Dagegen befindet sich die Modernisierung der bestehenden INPOL-Systemlandschaft derzeit noch in der Konzeptphase. Es ist geplant, nach Erhebung, Analyse und Optimierung der Prozesse zunächst zu experimentieren, bevor die Realisierung angegangen wird. Die aktuelle Roadmap der Programmleitung weist Projektarbeiten für die nächsten fünf Jahre aus. Eine verlässliche Einschätzung der Gesamtlaufzeit des Projektes ist immer noch nicht möglich. “Realisten” nennen das Programm inzwischen “Polizei 2030”.

Polizei-IT-Fonds vorgesehen

Und wie steht es um die Finanzierung des Mammutvorhabens? Die notwendige finanzielle Planungssicherheit, die aufgrund der unterschiedlichen haushaltsrechtlichen Vorgaben in den einzelnen Ländern nicht gegeben ist, soll durch die Auflage eines Polizei-IT-Fonds geschaffen werden. Im Juli 2019 segneten die Innenminister eine “Verwaltungsvereinbarung über die Errichtung des Polizei-IT-Fonds” ab.

Dieser besteht aus zwei Teilen. Der erste Teil dient der Schaffung einer finanziellen Grundlage für die gemeinsame Planung, Umsetzung und den Betrieb von Verfahren des polizeilichen Informationswesens auf der Basis einer zentral verantworteten IT-Infrastruktur und gemeinsamen Standards, die die Aufgaben der Teilnehmer von Bund und Ländern betreffen. Der zweite Teil umfasst solche Verfahren, die Teilnehmer eines oder mehrerer Vertragspartner in ihrer Aufgabenerfüllung betreffen und die an die zentral verantwortete IT-Infrastruktur angebunden sind.
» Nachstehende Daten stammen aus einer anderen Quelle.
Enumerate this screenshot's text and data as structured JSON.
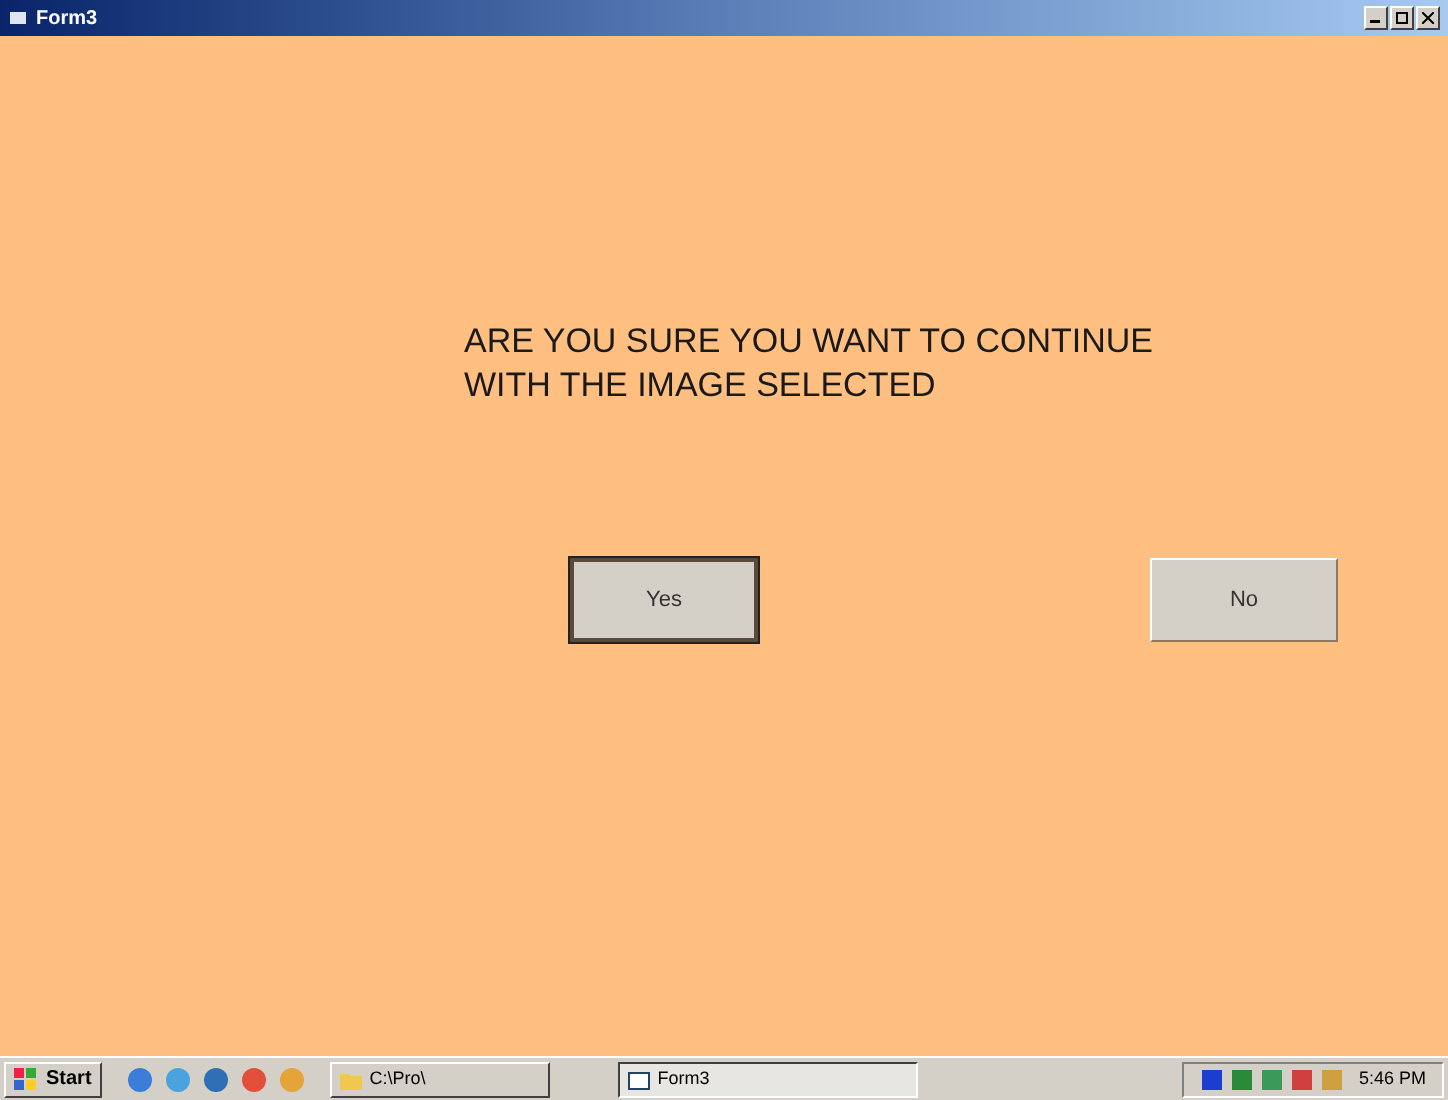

Die Bestückung des Fonds für den ersten Teil soll nach dem gültigen Königsteiner Schüssel in Form von Jahresbeiträgen erfolgen. Die einzelnen Finanzierungsoptionen und -modalitäten sollen im Rahmen eines Beschlusses des eigens eingerichteten Verwaltungsrates bindend festgelegt werden. Die Bestückung des Fonds für den zweiten Teil soll durch diejenigen Vertragspartner erfolgen, die die Verfahren entwickeln, betreiben und an diesen partizipieren. Für den Polizei-IT-Fonds werden auch EU-Mittel erwartet. Mancherorts ist die Rede von einem mit 500 Millionen Euro ausgestatteten Fonds. Interessant ist, dass der Zentralstellenteil nicht Gegenstand des Polizei-IT-Fonds ist und durch den Bund alleine finanziert wird. Nach Aussagen der Programmleitung ist die Finanzierung des Zentralstellenteils im nächsten Jahr gesichert.
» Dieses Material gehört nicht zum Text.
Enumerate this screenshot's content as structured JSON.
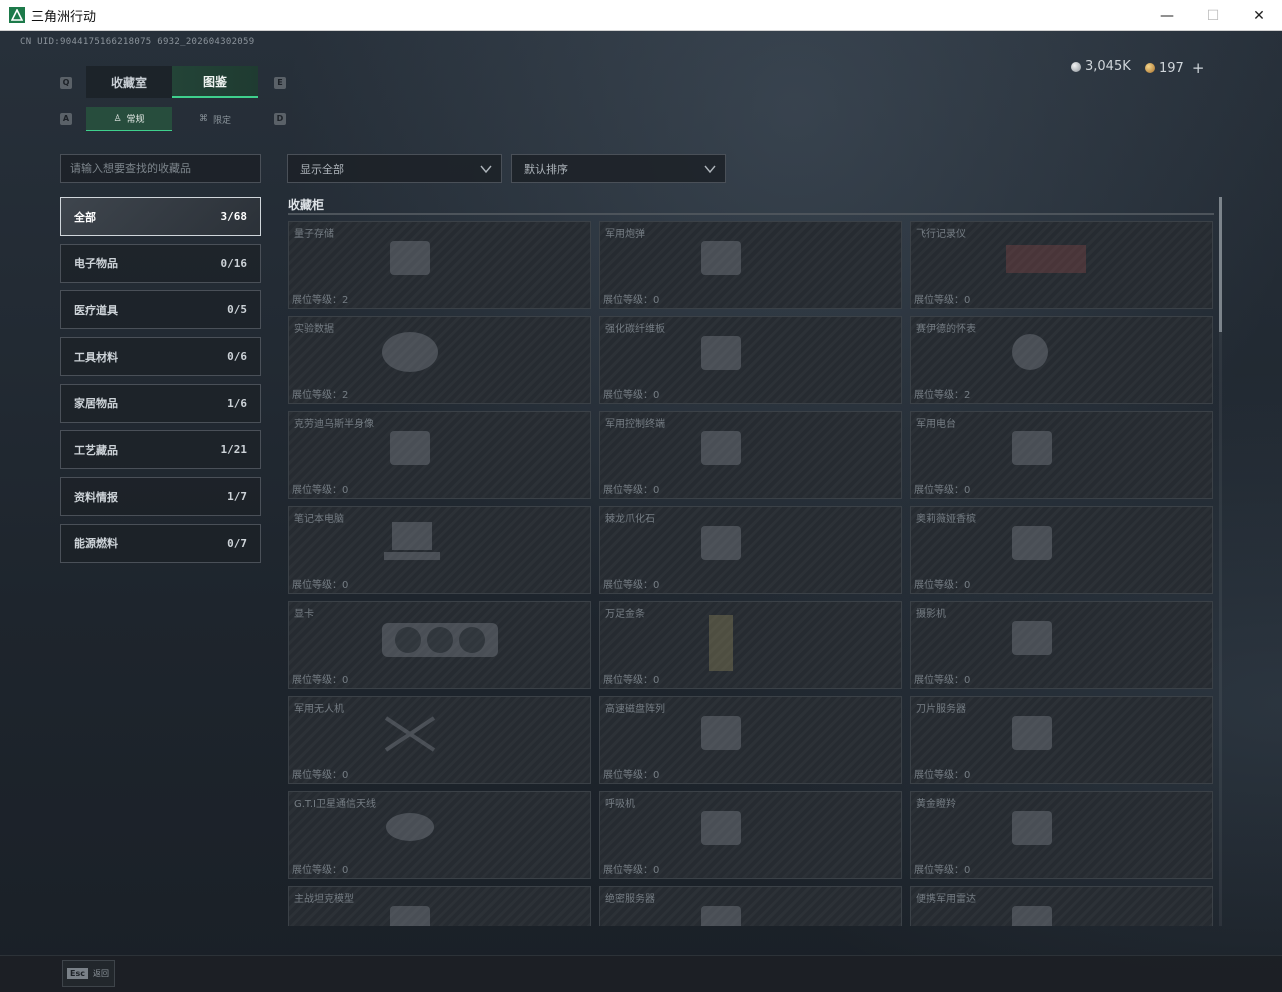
{
  "window": {
    "title": "三角洲行动",
    "minimize": "—",
    "maximize": "☐",
    "close": "✕"
  },
  "header": {
    "uid": "CN UID:9044175166218075 6932_202604302059",
    "currency_silver": "3,045K",
    "currency_gold": "197",
    "add_label": "+"
  },
  "tabs": {
    "main": [
      {
        "label": "收藏室",
        "key": "Q"
      },
      {
        "label": "图鉴",
        "key": "E"
      }
    ],
    "sub": [
      {
        "label": "常规",
        "icon": "♙"
      },
      {
        "label": "限定",
        "icon": "⌘"
      }
    ],
    "key_left": "Q",
    "key_right": "E",
    "subkey_left": "A",
    "subkey_right": "D"
  },
  "search": {
    "placeholder": "请输入想要查找的收藏品"
  },
  "categories": [
    {
      "label": "全部",
      "count": "3/68"
    },
    {
      "label": "电子物品",
      "count": "0/16"
    },
    {
      "label": "医疗道具",
      "count": "0/5"
    },
    {
      "label": "工具材料",
      "count": "0/6"
    },
    {
      "label": "家居物品",
      "count": "1/6"
    },
    {
      "label": "工艺藏品",
      "count": "1/21"
    },
    {
      "label": "资料情报",
      "count": "1/7"
    },
    {
      "label": "能源燃料",
      "count": "0/7"
    }
  ],
  "filters": {
    "show": "显示全部",
    "sort": "默认排序"
  },
  "section_title": "收藏柜",
  "level_prefix": "展位等级：",
  "items": [
    {
      "name": "量子存储",
      "level": "2",
      "icon": "usb-drive-icon"
    },
    {
      "name": "军用炮弹",
      "level": "0",
      "icon": "shell-icon"
    },
    {
      "name": "飞行记录仪",
      "level": "0",
      "icon": "recorder-icon"
    },
    {
      "name": "实验数据",
      "level": "2",
      "icon": "disc-icon"
    },
    {
      "name": "强化碳纤维板",
      "level": "0",
      "icon": "plate-icon"
    },
    {
      "name": "赛伊德的怀表",
      "level": "2",
      "icon": "pocket-watch-icon"
    },
    {
      "name": "克劳迪乌斯半身像",
      "level": "0",
      "icon": "bust-icon"
    },
    {
      "name": "军用控制终端",
      "level": "0",
      "icon": "terminal-icon"
    },
    {
      "name": "军用电台",
      "level": "0",
      "icon": "radio-icon"
    },
    {
      "name": "笔记本电脑",
      "level": "0",
      "icon": "laptop-icon"
    },
    {
      "name": "棘龙爪化石",
      "level": "0",
      "icon": "fossil-icon"
    },
    {
      "name": "奥莉薇娅香槟",
      "level": "0",
      "icon": "bottle-icon"
    },
    {
      "name": "显卡",
      "level": "0",
      "icon": "gpu-icon"
    },
    {
      "name": "万足金条",
      "level": "0",
      "icon": "gold-bar-icon"
    },
    {
      "name": "摄影机",
      "level": "0",
      "icon": "camera-icon"
    },
    {
      "name": "军用无人机",
      "level": "0",
      "icon": "drone-icon"
    },
    {
      "name": "高速磁盘阵列",
      "level": "0",
      "icon": "disk-array-icon"
    },
    {
      "name": "刀片服务器",
      "level": "0",
      "icon": "server-icon"
    },
    {
      "name": "G.T.I卫星通信天线",
      "level": "0",
      "icon": "antenna-icon"
    },
    {
      "name": "呼吸机",
      "level": "0",
      "icon": "ventilator-icon"
    },
    {
      "name": "黄金瞪羚",
      "level": "0",
      "icon": "gazelle-icon"
    },
    {
      "name": "主战坦克模型",
      "level": "",
      "icon": "tank-icon"
    },
    {
      "name": "绝密服务器",
      "level": "",
      "icon": "server-icon"
    },
    {
      "name": "便携军用雷达",
      "level": "",
      "icon": "radar-icon"
    }
  ],
  "footer": {
    "esc_key": "Esc",
    "esc_label": "返回"
  }
}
Alle müssen an einem Strang ziehen

Der mit der zitierten Verwaltungsvereinbarung Eingerichtete Verwaltungsrat, dem als Mitglieder jeweils ein Vertreter der fachaufsichtsführenden Stelle jedes Teilnehmers von Bund und Länder angehören, regelt nicht nur die Finanzierungsoptionen und -modalitäten des Polizei-ITFonds, sondern ist auch für die Gestaltung der grundsätzlichen Zusammenarbeit und die Behandlung von Fragen von grundsätzlicher Bedeutung bei der Modernisierung des polizeilichen Informationswesens von Bund und Ländern unter Federführung des BKA zuständig.
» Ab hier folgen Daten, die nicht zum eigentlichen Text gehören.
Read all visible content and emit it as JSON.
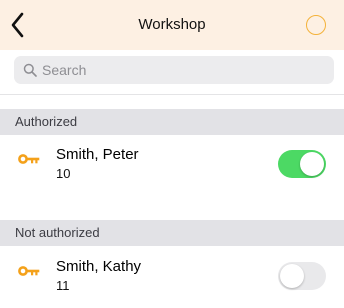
{
  "nav": {
    "title": "Workshop",
    "back_icon": "chevron-left-icon",
    "action_icon": "circle-outline-icon"
  },
  "search": {
    "placeholder": "Search",
    "icon": "search-icon"
  },
  "colors": {
    "nav_background": "#fdf0e3",
    "accent": "#f4b23a",
    "toggle_on": "#4cd964",
    "toggle_off": "#e9e9eb",
    "section_header": "#e2e2e6"
  },
  "sections": [
    {
      "header": "Authorized",
      "rows": [
        {
          "name": "Smith, Peter",
          "number": "10",
          "icon": "key-icon",
          "enabled": true
        }
      ]
    },
    {
      "header": "Not authorized",
      "rows": [
        {
          "name": "Smith, Kathy",
          "number": "11",
          "icon": "key-icon",
          "enabled": false
        }
      ]
    }
  ]
}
Ein neu eingerichtetes fachliches Gremium bereitet die Entscheidungen des Verwaltungsrates vor und spricht entsprechende Beschlussempfehlungen aus. Zwischen dem fachlichen Gremium und dem Verwaltungsrat ist ein Beratungsgremium unter Vorsitz des IT-Koordinators eingesetzt worden, das sich aus je einem Vertreter eine Landes sowie einem Vertreter des BKA, der Bundespolizei, der Zollverwaltung, der Polizei beim Deutschen Bundestag, dem Gesamtprogrammleiter “Polizei 2020” und der Geschäftsstelle des Verwaltungsrates zusammensetzt.

Der Verwaltungsrat hat den zuvor agierenden Bund-Länder- Lenkungsausschuss abgelöst. Die Programmleitung war und ist weiterhin beim BKA angesiedelt. Ihr steht ein Programmstab zur Seite. Wesentliche Voraussetzung für das Gelingen des Vorhabens ist jedoch, dass alle zwanzig Partner des Programms – die 16 Bundesländer, die Bundespolizei, der Zoll, die Polizei beim Deutschen Bundestag und das BKA an einem Strang ziehen und auch bereit sind, Kompromisse einzugehen.